Authors: Barbara A. Whittington
Tags: #Romance, #love, #relationships, #loss, #mothers, #forgiveness, #sisters, #twins, #miscarriage, #surrogacy, #growing up, #daughters
My voice had grown louder with frustration. “I’m tired of standing on my feet performing hair miracles on the women of Shady Creek, West Virginia. Surrogacy will give me a chance to make someone happy and it will last beyond a weekly hair style and it will make me happy in the bargain.”
“Well, you already make me happy and that’s lasted. You take a few days off now, honey. You just go in and tell Joy Ruth you need a vacation. Maybe we’ll get a sitter and go to the mountains fishing.”
“I do not want to go to the mountains fishing!”
Whoopee, I thought, and girded up for another round. “This isn’t about time off. It’s about going nowhere. I’m at a dead end. I’m tied to this old house that’s been in your family since the ice age.”
“Not the ice age.” He puffed up. “The Victorian era and you know I love this old house. Grandma Belle was born right in that upstairs bedroom.” I cringed when he pointed to the bedroom above our heads.

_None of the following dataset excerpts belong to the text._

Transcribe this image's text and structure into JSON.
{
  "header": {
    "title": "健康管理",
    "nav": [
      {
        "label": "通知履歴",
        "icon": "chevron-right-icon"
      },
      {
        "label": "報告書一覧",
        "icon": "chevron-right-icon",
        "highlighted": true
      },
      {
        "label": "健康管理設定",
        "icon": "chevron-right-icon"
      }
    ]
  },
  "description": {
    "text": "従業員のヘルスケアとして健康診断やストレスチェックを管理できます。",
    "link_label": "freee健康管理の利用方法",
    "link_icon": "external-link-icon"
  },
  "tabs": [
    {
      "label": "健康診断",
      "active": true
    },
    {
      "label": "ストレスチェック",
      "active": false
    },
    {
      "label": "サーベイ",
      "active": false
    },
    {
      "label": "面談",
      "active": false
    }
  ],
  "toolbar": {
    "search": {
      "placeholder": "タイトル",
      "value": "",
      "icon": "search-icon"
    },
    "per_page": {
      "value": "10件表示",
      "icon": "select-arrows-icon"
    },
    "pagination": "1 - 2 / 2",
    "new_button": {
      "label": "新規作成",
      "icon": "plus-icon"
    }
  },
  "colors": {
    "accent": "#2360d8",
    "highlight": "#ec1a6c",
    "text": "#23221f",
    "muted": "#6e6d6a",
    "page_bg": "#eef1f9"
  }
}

“I know but the house is falling down around us. It needs a new roof and the list goes on. We’ll never be able to afford all the repairs. Something new would be better. No wonder your mother let your grandma pawn this place off on you. Painting the porch furniture won’t help.”
He looked pained when I spoke of the furniture he’d painted for the back porch.
I didn’t mean to hurt his feelings. However I was growing desperate. I knew the old house meant the world to him. I wanted something better for my family and I wanted it while I could enjoy it.
“Do you know what Grandma Belle would say?” He asked, looking hurt.
“I know,” I sighed. “She’d say to bloom where we are planted.”
“Yep.” He grinned. “She left that sign by the back door to remind us.”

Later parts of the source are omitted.